Flûte de Pan (croquis tiré de Connaître le sanctuaire de Delphes, de l. Krontira)

3/ Les instruments à percussion

a/ Le tympan (ou tambourin)

    Le tympan est constitué d'une peau tendue sur un cadre en bois munie de grelots. Il accompagne les danses.

 


Tambourin, musée du Louvre

b/ Les crotales

    Les crotales sont des sortes de castagnettes en bois dont jouaient surtout les femmes accompagnant le cortège de Dionysos lors des fêtes en son honneur.

 


Danseuse aux crotales, musée du Louvre
c/ Les cymbales

    Les cymbales sont constituées de deux disques concaves en métal. On les frappe l'une contre l'autre.

 

Cymbales

 

     
Danseuse aux cymbales, musée du Louvre

d/ Le sistre

    Le sistre ressemble à un fer à cheval. Il est muni d'un manche qui permet de l'agiter et de le faire vibrer.

Sistre égyptien, musée du Louvre

(cliquez pour agrandir l'image)

III) L’ENSEIGNEMENT

Les enfants apprennent le chant et la musique instrumentale en même temps. De nombreuses céramiques nous montrent des scènes d’apprentissage. Le maître est assis sur un siège à dossier et l’élève se tient en face de lui, assis sur un tabouret. Le maître joue lui – même pour donner l’exemple à l’enfant ou parfois ils jouent ensemble. L’enseignement repose donc sur la pratique, non sur des théories. Cela se fait par l’oreille, sans partition écrite la plupart du temps. La musique est monodique ; elle ne connaît pas les harmonisations ou la polyphonie.
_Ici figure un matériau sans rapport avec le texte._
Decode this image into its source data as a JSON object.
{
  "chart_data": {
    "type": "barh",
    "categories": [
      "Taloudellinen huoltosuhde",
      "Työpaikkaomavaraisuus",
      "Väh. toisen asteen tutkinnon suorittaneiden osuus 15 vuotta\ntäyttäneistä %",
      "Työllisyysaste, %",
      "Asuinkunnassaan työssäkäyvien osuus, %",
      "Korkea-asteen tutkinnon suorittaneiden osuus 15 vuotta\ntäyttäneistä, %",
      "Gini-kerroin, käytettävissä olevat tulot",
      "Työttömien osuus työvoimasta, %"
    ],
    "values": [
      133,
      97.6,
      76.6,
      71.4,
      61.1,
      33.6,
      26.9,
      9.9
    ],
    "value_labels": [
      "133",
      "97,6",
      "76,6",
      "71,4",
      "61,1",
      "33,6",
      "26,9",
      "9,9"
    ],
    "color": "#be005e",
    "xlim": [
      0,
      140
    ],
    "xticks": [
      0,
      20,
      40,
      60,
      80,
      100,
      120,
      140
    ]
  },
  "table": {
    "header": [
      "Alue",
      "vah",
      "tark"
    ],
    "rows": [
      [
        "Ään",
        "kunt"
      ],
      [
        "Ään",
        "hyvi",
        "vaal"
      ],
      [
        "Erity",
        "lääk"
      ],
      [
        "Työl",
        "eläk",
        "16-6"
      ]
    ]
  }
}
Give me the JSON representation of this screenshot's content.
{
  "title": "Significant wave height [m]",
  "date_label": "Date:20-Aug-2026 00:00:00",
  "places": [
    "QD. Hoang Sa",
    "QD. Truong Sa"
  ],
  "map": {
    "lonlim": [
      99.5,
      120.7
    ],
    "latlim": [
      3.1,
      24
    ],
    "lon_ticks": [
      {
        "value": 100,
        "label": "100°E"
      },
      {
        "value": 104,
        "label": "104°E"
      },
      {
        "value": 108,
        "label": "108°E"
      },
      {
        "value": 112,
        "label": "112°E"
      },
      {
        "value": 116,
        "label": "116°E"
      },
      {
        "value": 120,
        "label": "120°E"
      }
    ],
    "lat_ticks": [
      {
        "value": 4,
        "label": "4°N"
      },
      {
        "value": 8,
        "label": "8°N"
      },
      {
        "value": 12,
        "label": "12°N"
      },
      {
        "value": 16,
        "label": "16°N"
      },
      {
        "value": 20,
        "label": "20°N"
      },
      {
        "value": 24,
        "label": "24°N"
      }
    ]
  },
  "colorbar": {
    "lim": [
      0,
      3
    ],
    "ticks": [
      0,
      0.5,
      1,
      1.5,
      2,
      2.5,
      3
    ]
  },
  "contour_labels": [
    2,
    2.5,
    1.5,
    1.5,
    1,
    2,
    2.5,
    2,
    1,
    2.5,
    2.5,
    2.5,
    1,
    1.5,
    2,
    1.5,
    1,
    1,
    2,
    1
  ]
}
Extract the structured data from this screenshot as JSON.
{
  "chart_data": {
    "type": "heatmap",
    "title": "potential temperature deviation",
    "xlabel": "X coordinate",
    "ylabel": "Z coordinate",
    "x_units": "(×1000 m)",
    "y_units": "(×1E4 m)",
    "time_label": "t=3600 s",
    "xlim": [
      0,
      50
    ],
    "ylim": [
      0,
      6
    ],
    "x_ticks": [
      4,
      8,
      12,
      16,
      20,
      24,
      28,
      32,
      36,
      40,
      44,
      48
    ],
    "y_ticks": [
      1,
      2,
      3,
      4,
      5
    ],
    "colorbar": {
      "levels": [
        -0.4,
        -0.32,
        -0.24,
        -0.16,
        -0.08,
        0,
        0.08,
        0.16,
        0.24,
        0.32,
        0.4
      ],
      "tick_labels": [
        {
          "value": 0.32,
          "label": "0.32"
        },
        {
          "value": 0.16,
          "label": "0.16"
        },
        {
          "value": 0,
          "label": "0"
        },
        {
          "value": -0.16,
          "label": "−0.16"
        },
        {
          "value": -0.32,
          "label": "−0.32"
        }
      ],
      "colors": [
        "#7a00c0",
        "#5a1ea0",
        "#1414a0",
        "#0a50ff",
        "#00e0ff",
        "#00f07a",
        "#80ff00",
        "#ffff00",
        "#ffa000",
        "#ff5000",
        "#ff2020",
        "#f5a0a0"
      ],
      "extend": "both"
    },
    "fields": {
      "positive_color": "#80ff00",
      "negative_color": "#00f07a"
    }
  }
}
    Nous avons très peu de papyrus de musique écrite : un fragment de la musique de l’Oreste d’Euripide et des inscriptions dans la pierre à Delphes de deux chants (des péans). Cela rend difficile l’interprétation de ces traces.

 


Hymne à Apollon, gravé sur le mur du Trésor des Athéniens, à Delphes

IV) LA MUSIQUE ET LA DANSE


Acteur au tympanon, musée du Louvre

     Liée à la musique, la danse fait partie de la vie quotidienne des Grecs. Ainsi chez Homère, dans l’Odyssée, les prétendants passent le temps grâce à la danse et à la musique. Au cours des banquets, comme en témoigne le Banquet de Xénophon, il y avait des spectacles de danse donnés par des danseurs professionnels, généralement des esclaves ou des prostituées. Au cours des fêtes religieuses aussi, il y avait des chants et des danses. Dans la tragédie, le chœur s ‘exprime par le chant mais aussi par la danse dans l’orchestra.

     Pour les Grecs, la danse doit développer la grâce et la beauté, elle améliore la santé en entretenant la forme physique (Socrate, dans le Banquet de Xénophon, veut améliorer sa forme en apprenant à danser). Elle fait partie de la gymnastique à Sparte car elle sert d’entraînement à la guerre (par exemple la danse pyrrhique : mouvements rapides, évoquant la façon dont le soldat évite les coups).

 

Enfin les mariages, la moisson, une victoire, notamment,  sont des occasions de danser. La danse ne se pratique pas par deux mais en groupe.


Scène de banquet, musée du Louvre.


Danseuse, musée du Louvre


Danseuse aux crotales, musée du Louvre

Isabelle Didierjean, professeur agrégé de lettres classiques au collège public Jeanne d'Arc - Orléans.